"In jest a minute. Them's the daintiest roses yet. Thank you, Miss Laury. You ain't above helping a person like me. There's them that is here in New Eden. But I know 'em—I know 'em. They talk to your back and never say a word to your face, not a blamed word. But you're not like 'em. Everybody says you're just like your brother, an' that's enough for anybody to know in the Sage Brush country. He's been the best friend I ever had, I know that. I hope that pink-'n'-white city girl 'll find out that much pretty quick. Somebody ought to tell her, too. Well, good day, Miss Laury. My umberel's right outside in the umberel-stand."
Poor Laura! She was no fighter from choice, no imputer of evil motives, but her love for her brother amounted almost to idolatry.
"I'm her one weakness," York often said. "Her strength is in her sense of humor, her kind heart, her love of beautiful things, and the power of the old scrapping blood of the Macphersons that will stand so much—and then Joan of Arc is a tennis-player alongside of my blessed sister in her righteous wrath."
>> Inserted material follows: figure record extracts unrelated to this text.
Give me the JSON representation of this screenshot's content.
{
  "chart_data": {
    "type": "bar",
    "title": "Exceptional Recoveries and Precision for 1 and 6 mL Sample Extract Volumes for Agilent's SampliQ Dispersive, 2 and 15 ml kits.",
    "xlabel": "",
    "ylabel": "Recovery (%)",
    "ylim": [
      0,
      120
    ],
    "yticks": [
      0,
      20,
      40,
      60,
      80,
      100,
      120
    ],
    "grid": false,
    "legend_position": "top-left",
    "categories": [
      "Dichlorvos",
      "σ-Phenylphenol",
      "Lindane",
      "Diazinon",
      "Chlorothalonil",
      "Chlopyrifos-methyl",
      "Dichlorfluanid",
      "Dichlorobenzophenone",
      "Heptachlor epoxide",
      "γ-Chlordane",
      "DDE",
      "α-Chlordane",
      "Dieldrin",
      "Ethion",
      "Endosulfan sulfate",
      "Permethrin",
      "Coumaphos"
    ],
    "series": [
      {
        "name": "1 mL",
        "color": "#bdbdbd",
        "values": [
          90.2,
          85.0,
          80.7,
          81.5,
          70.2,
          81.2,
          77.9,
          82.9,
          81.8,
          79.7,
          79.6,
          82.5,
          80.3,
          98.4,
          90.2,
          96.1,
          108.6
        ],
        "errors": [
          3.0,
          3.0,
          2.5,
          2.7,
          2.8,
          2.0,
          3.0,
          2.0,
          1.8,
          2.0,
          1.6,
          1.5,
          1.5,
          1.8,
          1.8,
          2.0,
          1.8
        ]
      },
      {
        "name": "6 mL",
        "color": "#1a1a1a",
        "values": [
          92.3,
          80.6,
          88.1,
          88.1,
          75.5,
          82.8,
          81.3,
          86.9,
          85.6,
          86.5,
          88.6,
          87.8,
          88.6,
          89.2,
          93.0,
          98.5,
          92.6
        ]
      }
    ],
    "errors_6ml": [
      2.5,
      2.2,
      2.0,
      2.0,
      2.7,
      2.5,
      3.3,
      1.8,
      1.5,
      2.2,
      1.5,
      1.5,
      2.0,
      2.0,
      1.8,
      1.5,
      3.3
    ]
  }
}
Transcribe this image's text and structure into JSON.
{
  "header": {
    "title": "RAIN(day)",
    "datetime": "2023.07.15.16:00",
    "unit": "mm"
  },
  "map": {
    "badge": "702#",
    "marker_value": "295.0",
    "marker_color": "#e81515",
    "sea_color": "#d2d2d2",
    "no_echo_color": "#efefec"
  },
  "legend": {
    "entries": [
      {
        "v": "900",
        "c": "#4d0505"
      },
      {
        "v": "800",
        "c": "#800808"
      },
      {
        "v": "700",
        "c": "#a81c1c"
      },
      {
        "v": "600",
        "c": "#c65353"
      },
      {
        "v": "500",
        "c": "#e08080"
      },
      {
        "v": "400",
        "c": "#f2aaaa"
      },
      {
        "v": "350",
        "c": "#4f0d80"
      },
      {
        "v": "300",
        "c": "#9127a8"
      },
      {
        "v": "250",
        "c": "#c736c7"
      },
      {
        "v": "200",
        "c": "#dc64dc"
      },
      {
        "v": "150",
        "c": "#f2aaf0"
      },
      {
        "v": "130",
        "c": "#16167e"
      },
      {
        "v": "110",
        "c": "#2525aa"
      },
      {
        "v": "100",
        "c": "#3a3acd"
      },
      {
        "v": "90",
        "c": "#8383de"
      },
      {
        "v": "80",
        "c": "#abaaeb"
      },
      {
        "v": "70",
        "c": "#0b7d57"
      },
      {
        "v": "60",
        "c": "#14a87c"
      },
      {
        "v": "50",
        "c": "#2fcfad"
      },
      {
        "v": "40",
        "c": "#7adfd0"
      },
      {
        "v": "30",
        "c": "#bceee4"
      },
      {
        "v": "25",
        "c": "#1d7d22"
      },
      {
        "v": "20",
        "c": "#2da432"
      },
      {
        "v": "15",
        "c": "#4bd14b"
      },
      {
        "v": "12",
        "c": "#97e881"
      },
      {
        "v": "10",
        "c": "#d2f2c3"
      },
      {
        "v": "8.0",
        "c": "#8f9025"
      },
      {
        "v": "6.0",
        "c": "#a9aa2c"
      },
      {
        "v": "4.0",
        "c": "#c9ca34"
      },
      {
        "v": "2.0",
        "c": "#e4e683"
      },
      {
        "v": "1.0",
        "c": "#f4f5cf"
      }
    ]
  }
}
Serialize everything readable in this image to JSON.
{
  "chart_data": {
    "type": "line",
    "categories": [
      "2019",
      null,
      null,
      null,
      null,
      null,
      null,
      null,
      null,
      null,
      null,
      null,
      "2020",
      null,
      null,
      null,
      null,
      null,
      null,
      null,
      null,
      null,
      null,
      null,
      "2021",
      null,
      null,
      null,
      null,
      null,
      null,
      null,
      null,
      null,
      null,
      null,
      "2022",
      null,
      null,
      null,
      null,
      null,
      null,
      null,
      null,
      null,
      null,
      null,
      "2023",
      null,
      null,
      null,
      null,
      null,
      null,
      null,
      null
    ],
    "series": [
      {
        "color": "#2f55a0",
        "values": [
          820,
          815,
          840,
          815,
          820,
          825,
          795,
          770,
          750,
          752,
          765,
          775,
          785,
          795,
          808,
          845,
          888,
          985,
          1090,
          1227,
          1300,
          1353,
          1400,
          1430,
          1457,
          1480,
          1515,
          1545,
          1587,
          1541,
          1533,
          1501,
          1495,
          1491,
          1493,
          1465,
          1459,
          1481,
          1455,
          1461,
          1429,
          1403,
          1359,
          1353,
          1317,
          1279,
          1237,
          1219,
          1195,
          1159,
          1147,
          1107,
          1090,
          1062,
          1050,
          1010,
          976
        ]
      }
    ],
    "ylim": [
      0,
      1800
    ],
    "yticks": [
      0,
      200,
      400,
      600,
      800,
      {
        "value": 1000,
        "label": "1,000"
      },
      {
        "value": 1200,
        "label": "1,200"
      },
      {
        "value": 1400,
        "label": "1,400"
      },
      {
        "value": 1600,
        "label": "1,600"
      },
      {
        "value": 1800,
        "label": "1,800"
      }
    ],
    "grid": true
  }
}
That rainy day ended with a problem in the minds of at least three New Eden dwellers: York Macpherson, who carried a bigger load now than Joe Thomson's unwise but determined mortgage matter; Junius Brutus Ponk, who was sharing York's problem to a degree, and Laura Macpherson, who realized that a malicious under-current was already started whose undermining influence might sooner or later grow into a menacing power.
And Jerry Swaim, unconscious cause of all this problem element, ate and slept and laughed and dreamed her pretty day-dreams in utter content. It was well that the next day was Sunday. The rain-washed prairie and the June sunshine did so much to lift the tension in this New Eden where even the good little snakes are not always so very good.
VI
PARADISE LOST
Laura Macpherson came through the dining-room on Monday morning with her hands full of wild flowers.
"Wherefore?" York asked, seeing the breakfast-table already decorated with a vase of sweet-peas.